Il passa son bras sous ses épaules et l’aida à se relever mais il attendit patiemment qu’elle remette elle-même de l’ordre dans ses vêtements. Il ne put s’empêcher de voir qu’elle était non seulement belle et élégante, mais également apprêtée.

- Que pouvait bien faire une jeune femme seule dans les rues de Paris dans une ruelle aussi sombre ?

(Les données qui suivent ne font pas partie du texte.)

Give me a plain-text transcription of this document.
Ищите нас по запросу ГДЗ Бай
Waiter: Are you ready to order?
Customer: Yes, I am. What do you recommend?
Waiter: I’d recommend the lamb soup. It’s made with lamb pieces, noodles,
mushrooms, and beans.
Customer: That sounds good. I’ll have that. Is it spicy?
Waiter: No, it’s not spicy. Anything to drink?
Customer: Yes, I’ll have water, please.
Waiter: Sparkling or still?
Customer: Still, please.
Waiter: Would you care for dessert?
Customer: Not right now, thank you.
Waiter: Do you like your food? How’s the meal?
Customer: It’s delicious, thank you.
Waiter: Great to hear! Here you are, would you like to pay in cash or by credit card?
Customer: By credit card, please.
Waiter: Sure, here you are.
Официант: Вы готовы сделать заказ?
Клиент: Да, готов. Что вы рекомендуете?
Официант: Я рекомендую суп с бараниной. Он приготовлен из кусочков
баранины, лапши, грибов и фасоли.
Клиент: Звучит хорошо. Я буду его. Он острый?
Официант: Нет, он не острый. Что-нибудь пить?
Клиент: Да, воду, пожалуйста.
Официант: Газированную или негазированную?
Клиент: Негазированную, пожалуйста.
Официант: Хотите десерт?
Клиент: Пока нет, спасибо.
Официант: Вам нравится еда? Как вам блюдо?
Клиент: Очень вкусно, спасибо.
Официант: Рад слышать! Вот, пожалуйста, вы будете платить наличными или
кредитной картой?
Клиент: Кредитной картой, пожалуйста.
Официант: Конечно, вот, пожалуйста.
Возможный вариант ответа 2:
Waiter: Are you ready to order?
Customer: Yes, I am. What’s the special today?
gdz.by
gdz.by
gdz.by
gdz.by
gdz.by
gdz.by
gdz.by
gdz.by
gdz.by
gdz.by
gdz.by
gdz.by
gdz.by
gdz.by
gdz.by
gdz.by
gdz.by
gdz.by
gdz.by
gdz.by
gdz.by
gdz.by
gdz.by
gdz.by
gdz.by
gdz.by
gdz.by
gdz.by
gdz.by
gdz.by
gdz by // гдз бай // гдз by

Il avait une petite idée sur la question : elle était jeune, s’était mise en valeur – et excellait en la matière, il ne pouvait pas le nier – et ensuite était sortie sans servante ni chaperon. Il était évident qu’elle allait retrouver un galant quelconque. Gabriel se dit que l’homme était plutôt chanceux. Mais bon, si la dame n’était pas libre, lui mettait toujours un point d’honneur à ne pas mélanger le travail et les affaires de cœur. Voilà qui règlerait donc le problème pour lui.

Oui, Gabriel Nicolas de la Reynie avait l’intelligence nécessaire pour se sortir de n’importe quel piège. C’est pourquoi il était dommage qu’il se laisse aller à sous-estimer ses ennemis.